Thursday, April 2, 2009

A YEAR WITHOUT SAD

I don’t remember being bothered by lack of sunlight until we moved to the San Francisco bay area with its cold, dark, wet winters. That is where I heard about SAD (Seasonal Affective Disorder). Every year my winter blues lasted longer and I felt worse.

In 1999, we took a trip to Hawaii in the winter for a week and I found that the sunlight and food charged me up enough to get through the rest of winter. Over the next ten years, I came to Hawaii for one to two weeks to make it through the Northern California winters. I found that the sunlight in Hawaii would last me about a month before I felt the overwhelming winter blues return.
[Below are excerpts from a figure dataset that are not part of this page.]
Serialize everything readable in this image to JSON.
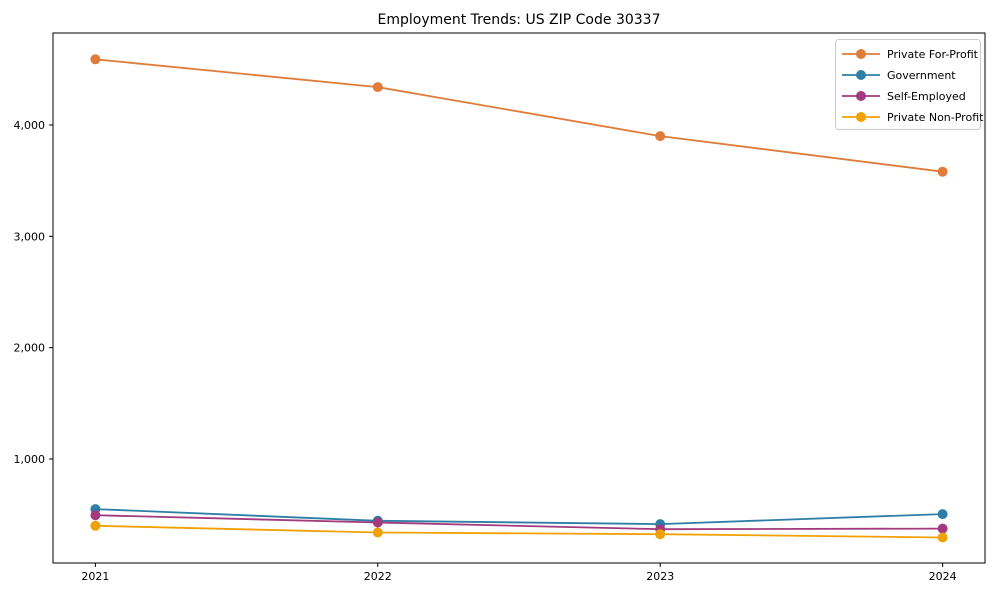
{
  "figure": {
    "title": "Employment Trends: US ZIP Code 30337"
  },
  "chart_data": {
    "type": "line",
    "title": "Employment Trends: US ZIP Code 30337",
    "xlabel": "",
    "ylabel": "",
    "grid": false,
    "legend_position": "upper right",
    "x": [
      2021,
      2022,
      2023,
      2024
    ],
    "x_tick_labels": [
      "2021",
      "2022",
      "2023",
      "2024"
    ],
    "y_ticks": [
      {
        "value": 1000,
        "label": "1,000"
      },
      {
        "value": 2000,
        "label": "2,000"
      },
      {
        "value": 3000,
        "label": "3,000"
      },
      {
        "value": 4000,
        "label": "4,000"
      }
    ],
    "xlim": [
      2020.85,
      2024.15
    ],
    "ylim": [
      66,
      4826
    ],
    "series": [
      {
        "name": "Private For-Profit",
        "color": "#e07b3a",
        "values": [
          4590,
          4340,
          3900,
          3580
        ]
      },
      {
        "name": "Government",
        "color": "#2e7fa6",
        "values": [
          550,
          445,
          415,
          505
        ]
      },
      {
        "name": "Self-Employed",
        "color": "#a23a7d",
        "values": [
          495,
          430,
          370,
          375
        ]
      },
      {
        "name": "Private Non-Profit",
        "color": "#f2a104",
        "values": [
          400,
          340,
          325,
          295
        ]
      }
    ],
    "frame_color": "#000000",
    "legend_border_color": "#cccccc"
  }
}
Dr. Norman Rosenthal was the first to describe SAD and pioneered the use of light therapy. Recent research has shown that most people in the Northern US and Europe experience seasonal depression which makes it hard for them to wake up in the morning, hard to lose weight, and feel slowed down during the dark days of the winter. In the worse form of SAD, which affects an estimated 6% of the US population, it causes people a great deal of distress and difficulty in functioning in their lives and may require hospitalization. Another 14% of US adults have a lesser form of SAD, known as the winter blues, which makes them feel less cheerful, energetic, creative, and productive during the winter months compared to other times of the year. Bright light therapy, using a light box with full spectrum light, has proven to be an effective treatment. While in California I used a “light box” which helped tremendously. I heated a small room and flooded it with light and played Hawaiian music to shut out the cold gray world outside. Looking back at those endless days of winter, when I felt like my brain was dead and I was a zombie, I just tried to drink enough strong coffee to get the taxes done and survive until the sun emerged in the Spring.

I was lucky to have a lesser form of SAD, but each year it was more pronounced and lasted longer. Scientists at the University of Maryland have reported that airborne pollution is blocking sunlight causing a global dimming that has been increasing over the past 30 years. A 3 kilometer thick cloud of brown soot and other pollutants is currently hanging over Asia, darkening cities, killing thousands and damaging crops. Dr. Tracey Holloway, at the Center for Sustainability and the Global Environment at University of Wisconsin in Madison, published research indicating about 12% of the pollution in the Western United States comes from emissions in Asia and Europe; in the Eastern US, up to 10% of air pollution comes from those areas. This may account for my SAD getting increasingly worse over the 10 years I lived in Northern California.

The best part of the winter for me was my sojourn to Hawaii, where I stayed as long as I could by finding affordable rooms off the beaten path in communal B&Bs on Maui, Kauai, and the Big Island. I remember sitting at the airport in Hawaii, dreading my return to the sunless world of Northern California and wondering why I didn’t just move to Hawaii and what it would be like to spend an entire winter feeling energized and upbeat.

When the opportunity to move to Hawaii finally arrived, we picked Hilo because we found it to be the most affordable community on the Big Island, with the best access to fish, and an endless number of activities that we loved. I was initially concerned that the abundant Hilo rain might be an issue, but after two winters in Hilo and in spite of the rainy days, I have had absolutely no SAD. At this longitude, the only US state below the Tropic of Cancer, the sunlight comes right through the rain so my winter blues never arrived.

As Spring arrives in Hilo, Hawaii and the days get warmer and longer, it is hard to describe how wonderful it feels to greet the new season without feeling like I am coming out of a deep state of hibernation. The joy of living in Hawaii grows for me every day!